Then each of them went home, while Jesus went to the Mount of Olives. Early in the morning he came again to the temple. All the people came to him and he sat down and began to teach them. The scribes and the Pharisees brought a woman who had been caught in adultery; and making her stand before all of them, they said to him, “Teacher, this woman was caught in the very act of committing adultery. Now in the law Moses commanded us to stone such women. Now what do you say?” They said this to test him, so that they might have some charge to bring against him. Jesus bent down and wrote with his finger on the ground. When they kept on questioning him, he straightened up and said to them, “Let anyone among you who is without sin be the first to throw a stone at her.” And once again he bent down and wrote on the ground. When they heard it, they went away, one by one, beginning with the elders; and Jesus was left alone with the woman standing before him. Jesus straightened up and said to her, “Woman, where are they? Has no one condemned you?” She said, “No one, sir.” And Jesus said, “Neither do I condemn you.
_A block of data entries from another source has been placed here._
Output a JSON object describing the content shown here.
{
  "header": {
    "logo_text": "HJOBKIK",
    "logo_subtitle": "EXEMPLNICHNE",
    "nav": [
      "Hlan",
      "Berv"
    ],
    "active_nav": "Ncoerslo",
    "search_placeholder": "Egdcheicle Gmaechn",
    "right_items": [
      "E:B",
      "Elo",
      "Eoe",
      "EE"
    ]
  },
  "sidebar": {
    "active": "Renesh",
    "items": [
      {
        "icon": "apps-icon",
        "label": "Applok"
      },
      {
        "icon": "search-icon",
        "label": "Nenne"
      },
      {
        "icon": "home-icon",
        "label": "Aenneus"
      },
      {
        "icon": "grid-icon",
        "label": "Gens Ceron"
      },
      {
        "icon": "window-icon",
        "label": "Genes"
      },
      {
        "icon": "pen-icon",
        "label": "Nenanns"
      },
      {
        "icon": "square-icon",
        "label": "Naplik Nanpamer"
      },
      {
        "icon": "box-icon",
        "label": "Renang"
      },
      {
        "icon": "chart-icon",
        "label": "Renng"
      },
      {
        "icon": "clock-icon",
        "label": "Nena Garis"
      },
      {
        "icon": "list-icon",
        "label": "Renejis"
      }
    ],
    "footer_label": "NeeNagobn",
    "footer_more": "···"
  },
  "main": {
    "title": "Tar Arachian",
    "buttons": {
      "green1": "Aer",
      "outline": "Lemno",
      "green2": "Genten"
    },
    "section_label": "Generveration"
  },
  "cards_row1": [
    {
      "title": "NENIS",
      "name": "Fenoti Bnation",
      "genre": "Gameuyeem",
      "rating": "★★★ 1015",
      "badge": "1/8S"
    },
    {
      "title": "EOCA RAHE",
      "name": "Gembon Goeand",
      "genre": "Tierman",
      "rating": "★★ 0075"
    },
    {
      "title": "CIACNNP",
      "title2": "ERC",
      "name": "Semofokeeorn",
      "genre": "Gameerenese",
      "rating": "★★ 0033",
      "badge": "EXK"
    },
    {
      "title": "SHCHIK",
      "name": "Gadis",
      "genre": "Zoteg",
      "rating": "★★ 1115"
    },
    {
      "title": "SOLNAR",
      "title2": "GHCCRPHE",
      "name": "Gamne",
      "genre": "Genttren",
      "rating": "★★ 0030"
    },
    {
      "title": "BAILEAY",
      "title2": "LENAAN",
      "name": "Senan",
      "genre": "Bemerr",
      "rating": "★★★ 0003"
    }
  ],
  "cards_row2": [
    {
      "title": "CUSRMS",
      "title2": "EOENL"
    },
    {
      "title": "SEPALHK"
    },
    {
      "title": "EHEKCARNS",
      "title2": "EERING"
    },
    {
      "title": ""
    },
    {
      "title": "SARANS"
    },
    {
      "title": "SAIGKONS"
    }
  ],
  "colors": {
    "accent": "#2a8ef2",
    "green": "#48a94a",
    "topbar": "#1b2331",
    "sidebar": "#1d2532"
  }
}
Go your way, and from now on do not sin again.”

 

– John 7:53–8:11 (NRSV)

 

The clemency board is standing over someone who is guilty.  Make no mistake, Scott Eizember is responsible for the deaths of the Cantrells and all the terror that came after.  Like it or not, the courts have determined that Eizember is to be executed.  You stand ready to make sure that the sentence is carried out.  I mean that’s what the law commands right?  Isn’t this an especially egregious case?  Yet love…our common humanity…demands more.

 

Jesus bent down and started writing in the dirt.  I’ve often wondered what was written there.  Frequently, I’ve come to the conclusion that Jesus was writing the sins of the Pharisees.  What would it be like if this clemency process was about you rather than Scott Eizember?  How would you want to be judged?  If you are like the Pharisees, you bristle at such a notion.  You would immediately declare, “I haven’t committed such horrific crimes!”  Well, if the wages of sin are death, then we have all committed such crimes.  One might argue at this point that this is not a religious body.  To that I would respond, you’re right…this is a human body that demands humanity.  Jesus showed us what was best about humanity…grace.

 

“Let you who are without sin…”  It is my prayer that as you ponder such a phrasing, you will walk away from this execution.  I am under no illusion that a vote for clemency will stop the execution of Scott Eizember.  It seems as if the Governor is determined to execute as many people as possible.  So, I guess it’s fair to say that this is as much about you as it is about Eizember.  Who do you want to be?  Do you want to be the executioner or the purveyor of grace?

 

“Go and sin no more.”  There is great liberation in such a phrase…both within and without…for us all.  The turning.  The leaving.  The walking away to newness of life.  You see, Eizember is no different than any of the rest of us…hopeless without grace.  Out here, we are drowning in cynicism about a clemency process that is so devoid of humanity.  So, I humbly ask you to prove such despair to be misplaced.  Whether you believe Scott Eizember deserves it or not, show us that grace matters again.  Please…do not deny that which has been so freely given to you.